Kasus hukum yang dimaksud tentu menyangkut dugaan penistaan Al Quran menjerat Basuki Tjahaja Purnama, selaku gubernur petahana. Gubernur disapa Ahok ini adalah keturunan Tionghoa dari Belitung Timur. Alhasil Ahok rutin disangkutpautkan rumor memiliki kedekatan dengan petinggi RRC. Di media sosial, misalnya, beredar kabar 500 orang dari Cina Daratan dikerahkan membela Ahok dalam persidangan penistaan agama. Rumor itu tentu saja dibantah kepolisian. Berita palsu lainnya tahun lalu tersebar massif, menyebut 10 juta pekerja asal Tiongkok datang ke Indonesia, merebut lahan pekerjaan penduduk “pribumi”. Presiden Joko Widodo sampai ikut mengomentari isu tersebut.

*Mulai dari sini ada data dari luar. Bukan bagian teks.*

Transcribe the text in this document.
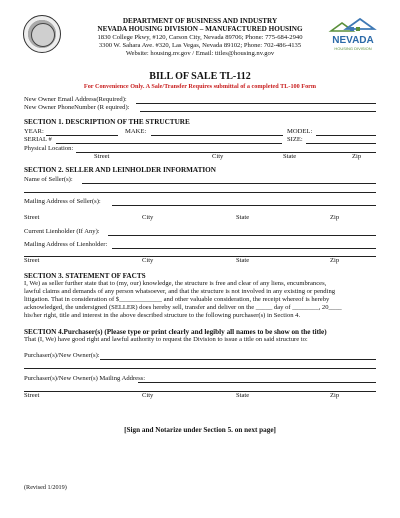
NEVADA
HOUSING DIVISION
DEPARTMENT OF BUSINESS AND INDUSTRY
NEVADA HOUSING DIVISION – MANUFACTURED HOUSING
1830 College Pkwy, #120, Carson City, Nevada 89706; Phone: 775-684-2940
3300 W. Sahara Ave. #320, Las Vegas, Nevada 89102; Phone: 702-486-4135
Website: housing.nv.gov / Email: titles@housing.nv.gov
BILL OF SALE TL-112
For Convenience Only. A Sale/Transfer Requires submittal of a completed TL-100 Form
New Owner Email Address(Required):
New Owner PhoneNumber (R equired):
SECTION 1. DESCRIPTION OF THE STRUCTURE
YEAR:	MAKE:	MODEL:
SERIAL #	SIZE:
Physical Location:
Street	City	State	Zip
SECTION 2. SELLER AND LEINHOLDER INFORMATION
Name of Seller(s):
Mailing Address of Seller(s):
Street	City	State	Zip
Current Lienholder (If Any):
Mailing Address of Lienholder:
Street	City	State	Zip
SECTION 3. STATEMENT OF FACTS
I, We) as seller further state that to (my, our) knowledge, the structure is free and clear of any liens, encumbrances,
lawful claims and demands of any person whatsoever, and that the structure is not involved in any existing or pending
litigation. That in consideration of $_____________ and other valuable consideration, the receipt whereof is hereby
acknowledged, the undersigned (SELLER) does hereby sell, transfer and deliver on the _____ day of ________, 20____
his/her right, title and interest in the above described structure to the following purchaser(s) in Section 4.
SECTION 4.Purchaser(s) (Please type or print clearly and legibly all names to be show on the title)
That (I, We) have good right and lawful authority to request the Division to issue a title on said structure to:
Purchaser(s)/New Owner(s):
Purchaser(s)/New Owner(s) Mailing Address:
Street	City	State	Zip
[Sign and Notarize under Section 5. on next page]
(Revised 1/2019)
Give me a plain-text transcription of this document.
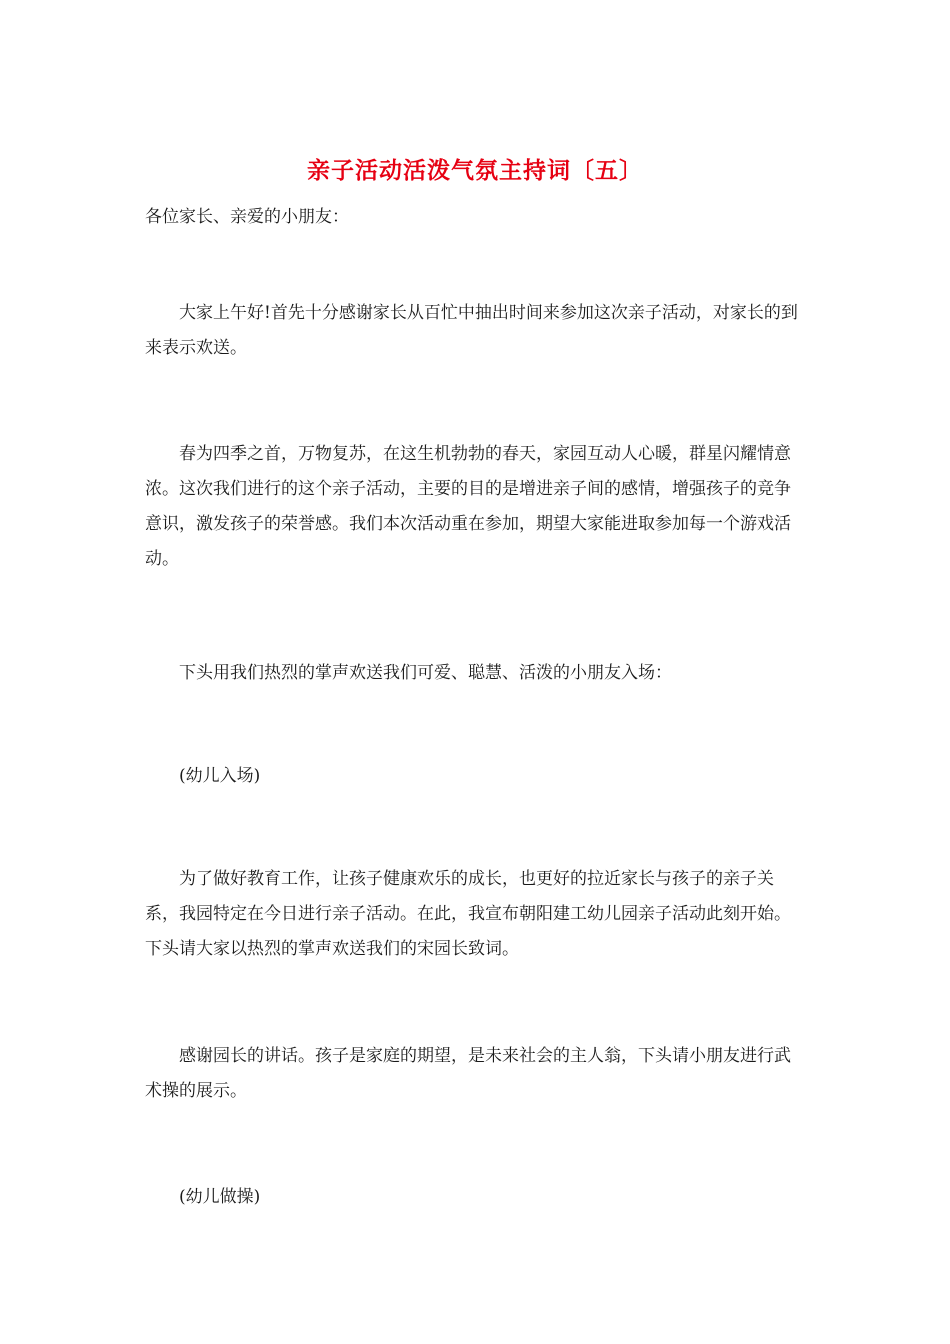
亲子活动活泼气氛主持词〔五〕
各位家长、亲爱的小朋友：

大家上午好!首先十分感谢家长从百忙中抽出时间来参加这次亲子活动，对家长的到来表示欢送。

春为四季之首，万物复苏，在这生机勃勃的春天，家园互动人心暖，群星闪耀情意浓。这次我们进行的这个亲子活动，主要的目的是增进亲子间的感情，增强孩子的竞争意识，激发孩子的荣誉感。我们本次活动重在参加，期望大家能进取参加每一个游戏活动。

下头用我们热烈的掌声欢送我们可爱、聪慧、活泼的小朋友入场：

(幼儿入场)

为了做好教育工作，让孩子健康欢乐的成长，也更好的拉近家长与孩子的亲子关系，我园特定在今日进行亲子活动。在此，我宣布朝阳建工幼儿园亲子活动此刻开始。下头请大家以热烈的掌声欢送我们的宋园长致词。

感谢园长的讲话。孩子是家庭的期望，是未来社会的主人翁，下头请小朋友进行武术操的展示。

(幼儿做操)
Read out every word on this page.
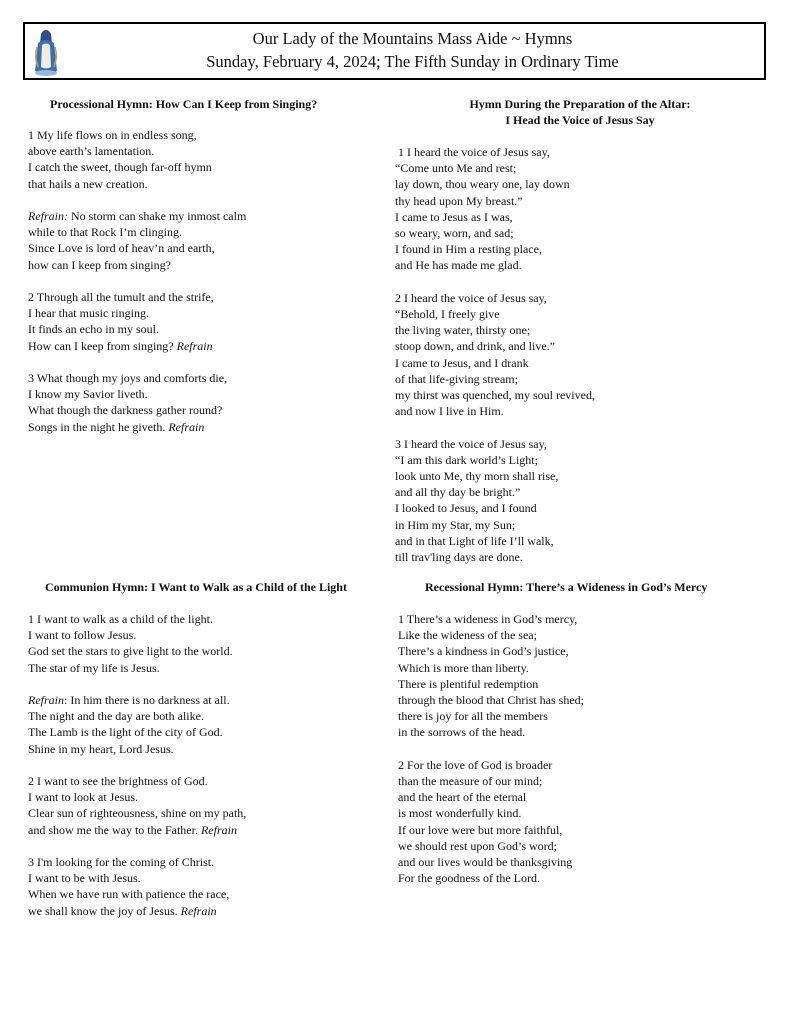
Our Lady of the Mountains Mass Aide ~ Hymns
Sunday, February 4, 2024; The Fifth Sunday in Ordinary Time
Processional Hymn: How Can I Keep from Singing?
1 My life flows on in endless song,
above earth’s lamentation.
I catch the sweet, though far-off hymn
that hails a new creation.
Refrain: No storm can shake my inmost calm
while to that Rock I’m clinging.
Since Love is lord of heav’n and earth,
how can I keep from singing?
2 Through all the tumult and the strife,
I hear that music ringing.
It finds an echo in my soul.
How can I keep from singing? Refrain
3 What though my joys and comforts die,
I know my Savior liveth.
What though the darkness gather round?
Songs in the night he giveth. Refrain
Hymn During the Preparation of the Altar:
I Head the Voice of Jesus Say
1 I heard the voice of Jesus say,
“Come unto Me and rest;
lay down, thou weary one, lay down
thy head upon My breast.”
I came to Jesus as I was,
so weary, worn, and sad;
I found in Him a resting place,
and He has made me glad.
2 I heard the voice of Jesus say,
“Behold, I freely give
the living water, thirsty one;
stoop down, and drink, and live.”
I came to Jesus, and I drank
of that life-giving stream;
my thirst was quenched, my soul revived,
and now I live in Him.
3 I heard the voice of Jesus say,
“I am this dark world’s Light;
look unto Me, thy morn shall rise,
and all thy day be bright.”
I looked to Jesus, and I found
in Him my Star, my Sun;
and in that Light of life I’ll walk,
till trav'ling days are done.
Communion Hymn: I Want to Walk as a Child of the Light
1 I want to walk as a child of the light.
I want to follow Jesus.
God set the stars to give light to the world.
The star of my life is Jesus.
Refrain: In him there is no darkness at all.
The night and the day are both alike.
The Lamb is the light of the city of God.
Shine in my heart, Lord Jesus.
2 I want to see the brightness of God.
I want to look at Jesus.
Clear sun of righteousness, shine on my path,
and show me the way to the Father. Refrain
3 I'm looking for the coming of Christ.
I want to be with Jesus.
When we have run with patience the race,
we shall know the joy of Jesus. Refrain
Recessional Hymn: There’s a Wideness in God’s Mercy
1 There’s a wideness in God’s mercy,
Like the wideness of the sea;
There’s a kindness in God’s justice,
Which is more than liberty.
There is plentiful redemption
through the blood that Christ has shed;
there is joy for all the members
in the sorrows of the head.
2 For the love of God is broader
than the measure of our mind;
and the heart of the eternal
is most wonderfully kind.
If our love were but more faithful,
we should rest upon God’s word;
and our lives would be thanksgiving
For the goodness of the Lord.
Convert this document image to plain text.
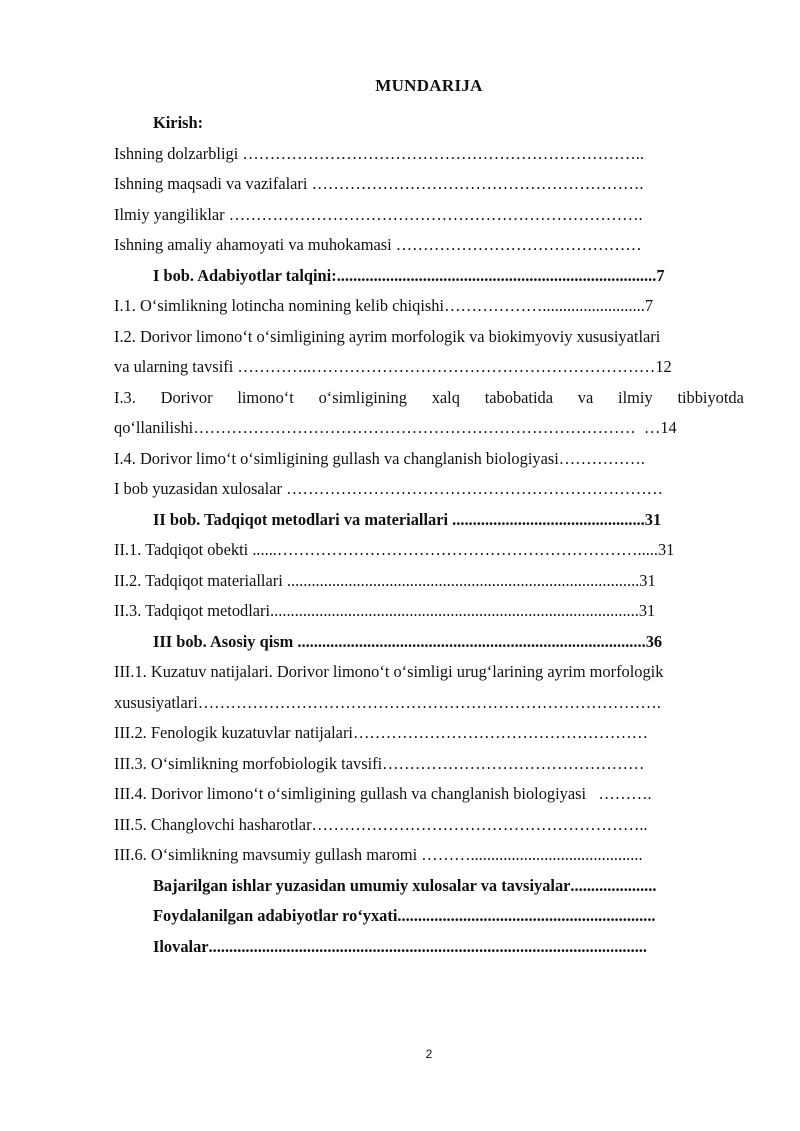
MUNDARIJA
Kirish:
Ishning dolzarbligi ………………………………………………………………..
Ishning maqsadi va vazifalari …………………………………………………….
Ilmiy yangiliklar ………………………………………………………………….
Ishning amaliy ahamoyati va muhokamasi ………………………………………
I bob. Adabiyotlar talqini:..............................................................................7
I.1. O‘simlikning lotincha nomining kelib chiqishi……………….........................7
I.2. Dorivor limono‘t o‘simligining ayrim morfologik va biokimyoviy xususiyatlari
va ularning tavsifi …………..………………………………………………………12
I.3. Dorivor limono‘t o‘simligining xalq tabobatida va ilmiy tibbiyotda
qo‘llanilishi………………………………………………………………………  …14
I.4. Dorivor limo‘t o‘simligining gullash va changlanish biologiyasi…………….
I bob yuzasidan xulosalar ……………………………………………………………
II bob. Tadqiqot metodlari va materiallari ...............................................31
II.1. Tadqiqot obekti ......………………………………………………………….....31
II.2. Tadqiqot materiallari ......................................................................................31
II.3. Tadqiqot metodlari..........................................................................................31
III bob. Asosiy qism .....................................................................................36
III.1. Kuzatuv natijalari. Dorivor limono‘t o‘simligi urug‘larining ayrim morfologik
xususiyatlari………………………………………………………………………….
III.2. Fenologik kuzatuvlar natijalari………………………………………………
III.3. O‘simlikning morfobiologik tavsifi…………………………………………
III.4. Dorivor limono‘t o‘simligining gullash va changlanish biologiyasi   ……….
III.5. Changlovchi hasharotlar……………………………………………………..
III.6. O‘simlikning mavsumiy gullash maromi ………..........................................
Bajarilgan ishlar yuzasidan umumiy xulosalar va tavsiyalar.....................
Foydalanilgan adabiyotlar ro‘yxati...............................................................
Ilovalar...........................................................................................................
2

Dalam setiap pilkada, menurut Siti, isu-isu sensitif rentan digunakan sebagai kampanye gelap untuk menyerang kandidat lain. Setahun belakangan, sentimen negatif terhadap etnis Cina serta tudingan buruk atas warga asing asal RRC paling banyak diembuskan beberapa pihak untuk meraih keuntungan politik jangka pendek.
“Jika ada racial tone dalam setiap kampanye itu perlu direspon secara cerdas,” kata Siti. “Berdasarkan data dari Bawaslu, Jakarta ini masuk dalam zona kerawanan sedang. Bukan potensial rusuh. Tapi melihat keadaan politik sekarang yang memanas, perlu ada respon lebih dari para stakeholder dan parpol,” ujarnya.
“Dalam hal ini baik pengawas maupun panitia pilkada harus mampu menyajikan data yang akurat, sehingga dapat meminimalisir konflik.”
Pihak tim pemenangan Anies – Sandi menolak berkomentar saat dihubungi VICE Indonesia tentang pernyataan Hidayat dalam kampanye mereka pekan lalu.